Интуитивная съемка города связывает фотографа с фланерами – люди, бродящие по городу с целью наблюдения за его жизнью, интерпретации культурного текста города и философского переосмысления в нем своего места.
Такие философы, как Ги Дебор и Мишель Серто рассматривают подобные прогулки как способ освоения и отвоевывания городского пространства, борьбы с идеологией, которая структурирует и нормирует жизнь горожанина.
Это освоение происходит в процессе дрейфа – «тип экспериментального поведения, связанныи; с городскои; социальнои; средои;; техника скольжения сквозь разнообразие атмосфер» (Ги Дебор). На место произведения во время дрейфа встает  «сконструированная ситуация - момент жизни, намеренно сконструированныи; посредством коллективнои; организации атмосферы единства и игры событии;».
Снимки Б.Смелова показывают дрейф фотографа в борьбе с идеологией городской архитектуры Ленинграда, в борьбе со временем и историей. В работах Смелова мы видим не современный ему Ленинград, а Петербург Достоевского, нутро города.

Петербург закладывался как северная европейская столица. К Елизаветинской эпохе концепция застройка Петербурга сводилась к созданию эстетики города-витрины. Вот как описывает архитектурный образ города Лев Смирнов: «Одержимость Санкт-Петербурга идеей фасадности отчетливее всего видна там, где проходит граница зрелищности, где фасад обрывается и зримость не предусмотрена. Эту границу представляет глухая торцевая или задняя сторона строения - брандмауэр. В контексте фасадности все, что за ним и он сам - уже не фасад, не зрелище, не архитектура. И даже не город. Не значащее и не значимое. Здесь сложная урбаническая условность города-столицы, все ее стилевые амбиции, прихотливая игра масс, пропорций, архитектурных цитат, реплик, без предупреждения и перехода обрывается в архитектурное ничто, в то, что лицевая сторона сплошной фасадной застройкой прячет. Пространственные разрывы и каменные пустоты дворов-анфилад, скопления разновысоких жилых и нежилых строений без карнизов, с окнами без наличников, с наростами дымоходов, вытяжных труб и отдушин на крышах, на которых копоть многих десятилетий, глубокие тоннели подворотен и световых колодцев. Это не просто неустранимый изъян в безукоризненности архитектурного зрелища, это нутро столицы, столь же бурно и неудержимо, что и фасадная часть, разраставшаяся внутрь городского пространства, его столь же уникальная, как и наружняя, зафасадная архитектоника.

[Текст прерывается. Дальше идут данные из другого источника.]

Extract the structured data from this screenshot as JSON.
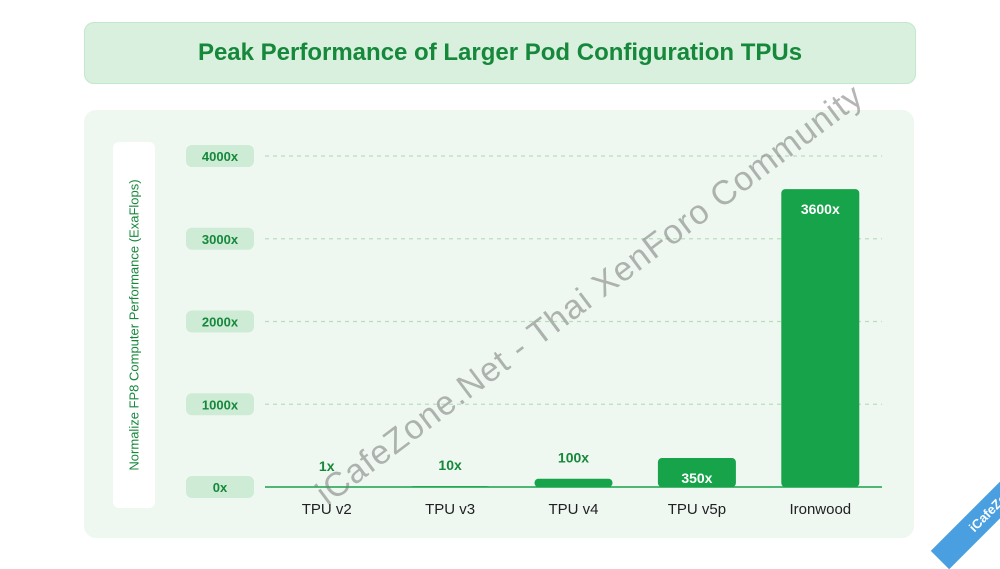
{
  "title": "Peak Performance of Larger Pod Configuration TPUs",
  "watermark": "iCafeZone.Net - Thai XenForo Community",
  "corner_badge": "iCafeZone",
  "colors": {
    "accent": "#16883b",
    "bar": "#16a34a",
    "panel": "#eef8f0",
    "banner": "#d8f0dd"
  },
  "chart_data": {
    "type": "bar",
    "title": "Peak Performance of Larger Pod Configuration TPUs",
    "xlabel": "",
    "ylabel": "Normalize FP8 Computer Performance (ExaFlops)",
    "categories": [
      "TPU v2",
      "TPU v3",
      "TPU v4",
      "TPU v5p",
      "Ironwood"
    ],
    "values": [
      1,
      10,
      100,
      350,
      3600
    ],
    "value_labels": [
      "1x",
      "10x",
      "100x",
      "350x",
      "3600x"
    ],
    "yticks": [
      0,
      1000,
      2000,
      3000,
      4000
    ],
    "ytick_labels": [
      "0x",
      "1000x",
      "2000x",
      "3000x",
      "4000x"
    ],
    "ylim": [
      0,
      4000
    ],
    "grid": true
  }
}
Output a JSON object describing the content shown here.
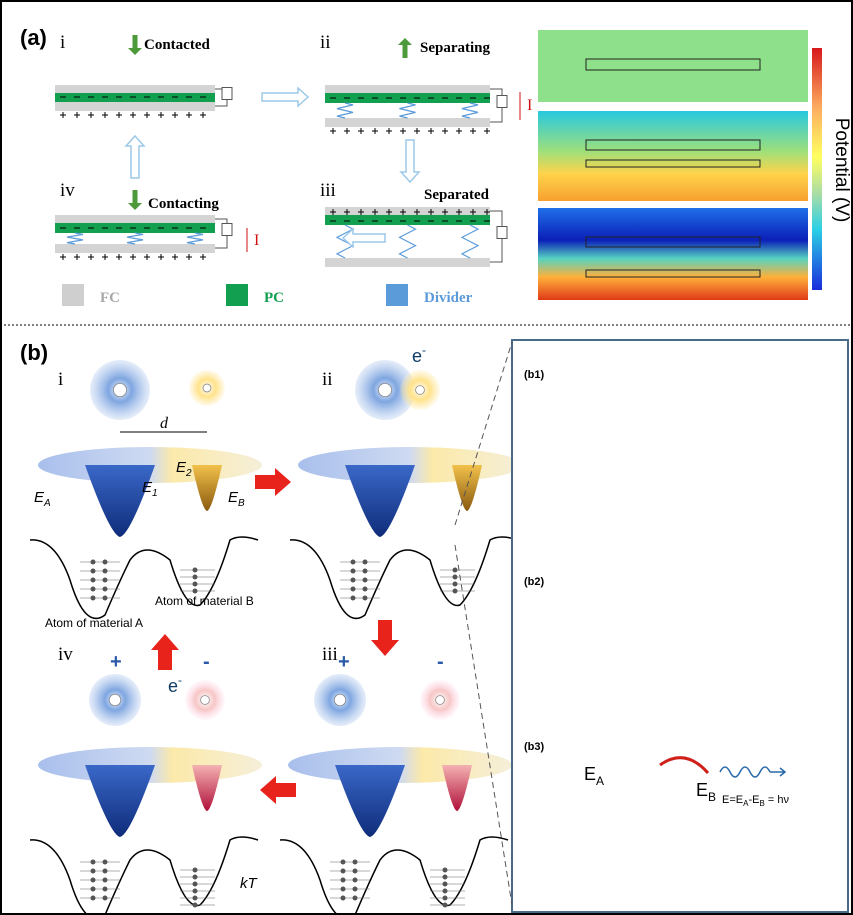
{
  "panel_a": {
    "label": "(a)",
    "stages": [
      {
        "numeral": "i",
        "caption": "Contacted"
      },
      {
        "numeral": "ii",
        "caption": "Separating",
        "current": "I"
      },
      {
        "numeral": "iii",
        "caption": "Separated"
      },
      {
        "numeral": "iv",
        "caption": "Contacting",
        "current": "I"
      }
    ],
    "legend": [
      "FC",
      "PC",
      "Divider"
    ],
    "colorbar_label": "Potential (V)"
  },
  "panel_b": {
    "label": "(b)",
    "step_i": {
      "numeral": "i",
      "distance": "d",
      "e_a": {
        "base": "E",
        "sub": "A"
      },
      "e_1": {
        "base": "E",
        "sub": "1"
      },
      "e_2": {
        "base": "E",
        "sub": "2"
      },
      "e_b": {
        "base": "E",
        "sub": "B"
      },
      "atom_b": "Atom of material B",
      "atom_a": "Atom of material A"
    },
    "step_ii": {
      "numeral": "ii",
      "electron": {
        "base": "e",
        "sup": "-"
      }
    },
    "step_iii": {
      "numeral": "iii",
      "plus": "+",
      "minus": "-"
    },
    "step_iv": {
      "numeral": "iv",
      "plus": "+",
      "minus": "-",
      "electron": {
        "base": "e",
        "sup": "-"
      },
      "thermal": "kT"
    },
    "inset": {
      "labels": [
        "(b1)",
        "(b2)",
        "(b3)"
      ],
      "e_a": {
        "base": "E",
        "sub": "A"
      },
      "e_b": {
        "base": "E",
        "sub": "B"
      },
      "equation": [
        "E=E",
        "A",
        "-E",
        "B",
        " = hν"
      ]
    }
  }
}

Ко второй половине ХIХ века осмысление роли и облика столицы меняется на прямо противоположное: прославлявшееся становится проклинаемым, и все зафасадное в ней, до поры до времени времени не значащее и не значимое, вдруг обрело качество альтернативного образа. Зафасадное становится высказыванием города о своем вытесненном архитектурном заличьи, о своем угнетенном социальном подсознании, о своем культурном подполье. О мнимости города-фасада: Мне не раз, среди этого тумана, задавалась странная, но навязчивая греза: «А что, как разлетится этот туман и уйдет кверху, не уйдет ли с ним вместе и весь этот гнилой, склизлый город, подымется с туманом и исчезнет как дым, и останется прежнее финское болото…?» (Ф.Достоевский. «Подросток»)».

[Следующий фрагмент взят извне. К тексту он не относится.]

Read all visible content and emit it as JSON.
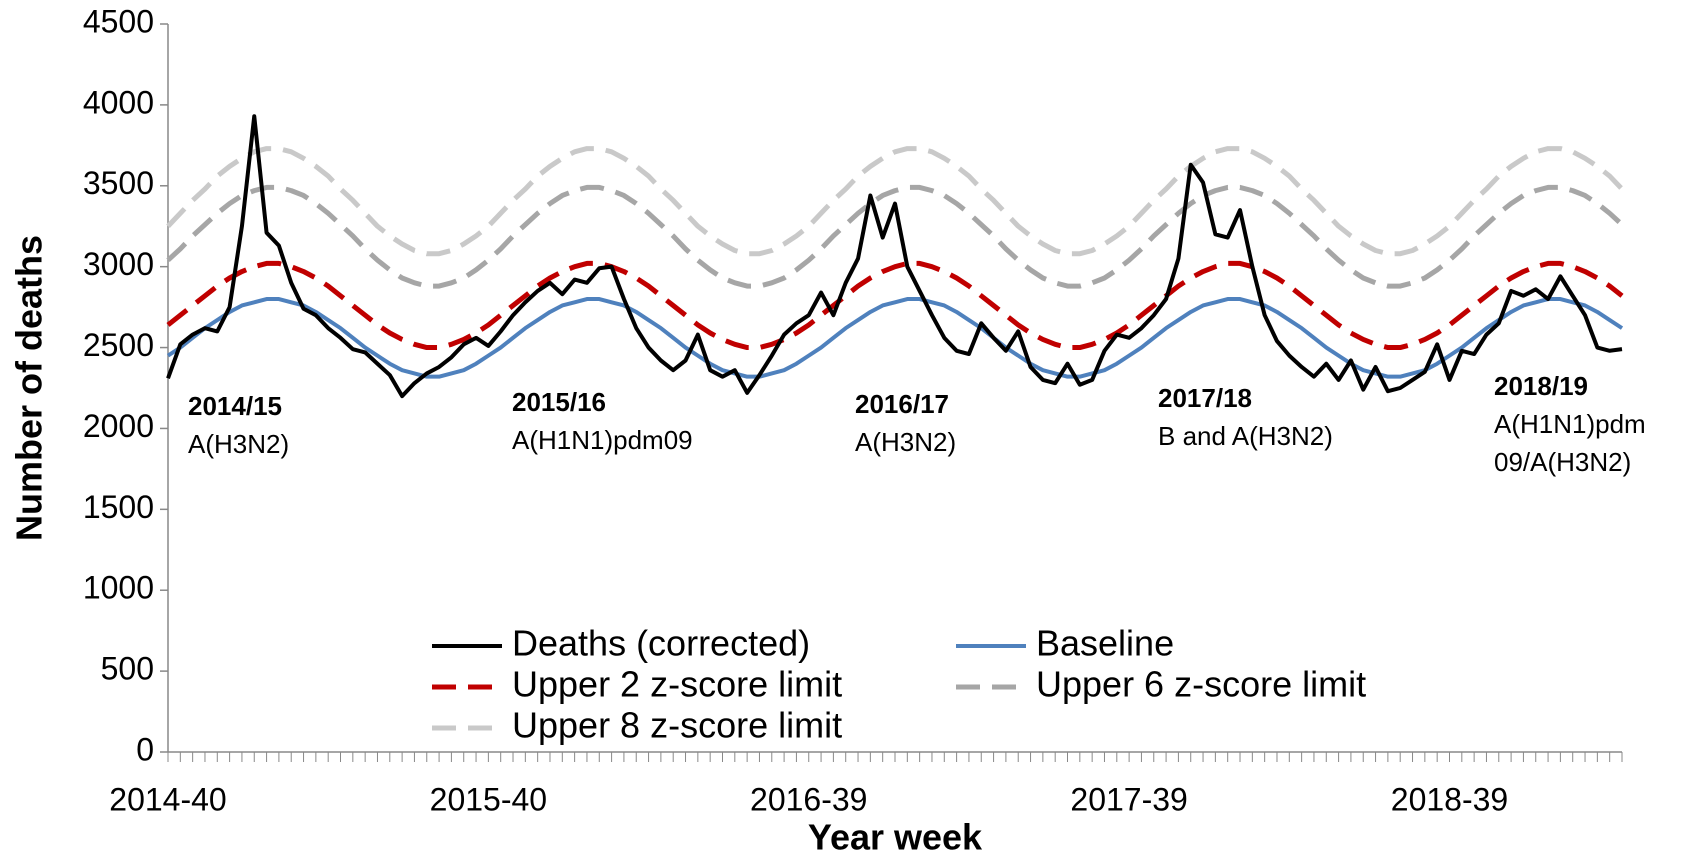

Видимо, по причине множественности исторических и культурных подтекстов для создания своей интерпретации города Б.Смелов считает гуманитарное образование важнейшей составляющей фотографа «Интересно, что большинство современных фотографов имеет техническое образование, а полезнее было бы гуманитарное - философское, психологическое, искусствоведческое, да еще со знанием иностранных языков рассказывает Б.Смелов. - Ведь человек должен с легкостью ориентироваться в истории искусств, чтобы творить новую историю. Знать прошлое художник должен, может быть, даже лучше, чем настоящее, которое он может воспринимать на интуитивном уровне. Культура автора всегда, так или иначе, проявляется в его произведениях. И, думаю, без любви к философии Достоевского, живописи Ван Гога, музыке Моцарта не только я сам, но и мои работы были бы беднее».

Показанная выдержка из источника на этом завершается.